If $r\ge3$, then Lemma 3 yields

$$s\le2.$$

Using again

$$r\le\deg(P),$$

one obtains

$$n(P)=r+s\le\deg(P)+2.$$

Thus in all cases,

$$n(P)-\deg(P)\le2.$$

This completes the proof.

Verification of Key Steps

The first delicate step is Lemma 1. Re-derive it directly for monomials:

$$u^m-v^m=(u-v)\sum_{j=0}^{m-1}u^{m-1-j}v^j.$$

Every polynomial with integer coefficients is an integer linear combination of monomials, so the divisibility survives addition. A careless argument might invoke continuity or interpolation over $\mathbb R$, neither of which gives divisibility in $\mathbb Z$.

The second delicate step is the deduction in Lemma 2 that

$$a-b\in{\pm1,\pm2}.$$

The divisor $0$ must be excluded explicitly. If one forgets that

$$P(a)\ne P(b),$$

then one incorrectly allows $a=b$. The contradiction relies on the outputs being different.

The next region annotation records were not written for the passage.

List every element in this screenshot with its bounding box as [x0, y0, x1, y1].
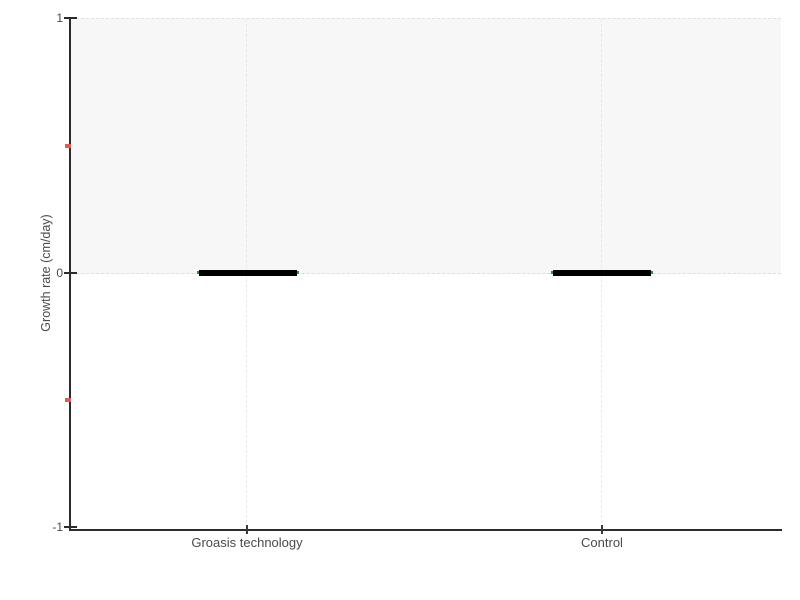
- y-tick-label-1: 1: [56, 11, 63, 25]
- y-tick-mark-0: [64, 272, 77, 274]
- x-category-label-groasis: Groasis technology: [191, 535, 303, 550]
- y-axis-line: [69, 18, 71, 531]
- x-tick-mark-control: [601, 525, 603, 534]
- y-minor-tick-0p5: [65, 144, 71, 148]
- x-axis-line: [69, 529, 782, 531]
- box-bar-groasis: [199, 270, 297, 276]
- y-tick-mark-neg1: [64, 526, 77, 528]
- x-category-label-control: Control: [581, 535, 623, 550]
- y-tick-label-neg1: -1: [52, 520, 63, 534]
- y-axis-title: Growth rate (cm/day): [39, 214, 53, 332]
- box-bar-control: [553, 270, 651, 276]
- y-tick-mark-1: [64, 17, 77, 19]
- shaded-band-0-to-1: [71, 18, 781, 274]
- x-tick-mark-groasis: [246, 525, 248, 534]
- y-minor-tick-neg0p5: [65, 398, 71, 402]
- y-tick-label-0: 0: [56, 266, 63, 280]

The third delicate step is the exhaustion argument in Lemma 3. From

$$a_1<a_2<a_3$$

and

$$|b-a_i|\le2,$$

one cannot immediately conclude impossibility, because the set

$${a_1,a_1+1,a_1+2}$$

does fit inside an interval of radius $2$. The stronger statement from Lemma 2 is needed:

$$b-a_i\ne0.$$

Checking all six candidate positions for $b$ shows rigorously that each violates either the divisibility condition or distinctness.

Alternative Approaches

A different proof uses factorization. Let

$$P(x)-1=\prod_{i=1}^r(x-a_i)Q(x),$$

where the $a_i$ are the distinct integers satisfying $P(a_i)=1$.

For every integer $b$ with $P(b)=-1$,

$$-2=P(b)-1=\prod_{i=1}^r(b-a_i)Q(b).$$

Every factor is an integer. Hence

$$\prod_{i=1}^r|b-a_i|$$

divides $2$. If $r\ge3$, the only possibility is that the integers $a_i$ are consecutive and very tightly constrained. A careful analysis then shows that there can be at most two such integers $b$. Interchanging the roles of $1$ and $-1$ finishes the argument.

This approach is closer to algebraic number theory and factorization methods. The main proof is preferable because it isolates the essential arithmetic fact immediately through divisibility of polynomial differences and avoids auxiliary factor polynomials whose behavior must otherwise be controlled separately.